Various solutions using arrays will "work" for some situations, and I
have in fact used arrays, sparse matrices, etc to represent structured
information. Usually the transform is from struct.field to field
[indexofstruct]. This means I end up using integers (or short, long,
whatever) as the "type" of every (logical) structure. I think even a
set of macros to do this kind of transform would be better than
nothing, though it would be far from trivial to get right because you
have to re-invent memory management in some form, even if it's just
passing the burden explicitly to the user. Doing it "manually"
involves all sorts of bug-prone boilerplate littering my code.
For example I might have a logical struct implemented as a bunch of
arrays: int struct_field1[SIZE], double struct_field2[SIZE], etc. I
can use integers as "pointers", so that struct_field2[structp] can be
used in place of (C-style) p->struct_field2. But suppose I want to
create an array of structs sorted using some special predicate? If I
don't want every instance of struct to be in this new array, I have to
either create a separate set of arrays sorted_struct_field1[OTHERSIZE]

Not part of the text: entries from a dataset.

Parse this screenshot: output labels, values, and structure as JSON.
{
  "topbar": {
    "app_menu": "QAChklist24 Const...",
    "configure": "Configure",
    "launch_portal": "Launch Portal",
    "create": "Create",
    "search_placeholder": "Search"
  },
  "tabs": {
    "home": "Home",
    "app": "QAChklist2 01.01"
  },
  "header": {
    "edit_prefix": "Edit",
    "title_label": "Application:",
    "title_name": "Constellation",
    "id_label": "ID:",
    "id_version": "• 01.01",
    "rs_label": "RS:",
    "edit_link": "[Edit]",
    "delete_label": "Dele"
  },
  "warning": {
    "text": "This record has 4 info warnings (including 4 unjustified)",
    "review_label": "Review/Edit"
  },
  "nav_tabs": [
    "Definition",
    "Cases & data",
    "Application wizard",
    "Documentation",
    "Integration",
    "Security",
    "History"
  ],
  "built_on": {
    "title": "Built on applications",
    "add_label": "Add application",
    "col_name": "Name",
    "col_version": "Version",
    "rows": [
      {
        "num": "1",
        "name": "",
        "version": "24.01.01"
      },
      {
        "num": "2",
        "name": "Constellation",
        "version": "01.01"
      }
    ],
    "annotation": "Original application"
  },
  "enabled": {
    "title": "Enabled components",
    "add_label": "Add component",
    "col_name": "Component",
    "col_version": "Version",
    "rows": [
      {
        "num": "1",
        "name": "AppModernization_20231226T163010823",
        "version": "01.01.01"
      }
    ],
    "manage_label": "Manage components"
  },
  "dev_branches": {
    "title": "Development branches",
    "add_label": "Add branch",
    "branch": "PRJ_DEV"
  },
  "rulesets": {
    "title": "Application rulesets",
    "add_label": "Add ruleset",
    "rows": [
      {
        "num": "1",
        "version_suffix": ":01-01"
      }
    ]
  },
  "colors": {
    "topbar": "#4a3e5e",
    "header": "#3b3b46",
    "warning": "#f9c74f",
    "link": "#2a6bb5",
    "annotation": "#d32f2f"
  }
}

etc, or use an index,length pair to define this logical array in terms
of the "master" array, so that logically sorted_structs[index] is
represented as struct_field1[sorted_structs_offset+index]. Needless
to say, without having these logical entities reified more explicitly
the code becomes crazy-making fast. I have made a few attempts at
frameworks to make this less painful, but ultimately threw up my hands
because Java's treatment of basic types makes it impossible to encode
the relevant operations in a generic (unboxed) way.
I'm also convinced that my performance suffers in such a scheme even
when I maintain arrays manually, because I usually want to access
multiple fields of one struct, not the same field of multiple structs,
consecutively.
Hope the above rant makes sense, perhaps others have discovered a
disciplined way of simulating structs which does not drive them crazy.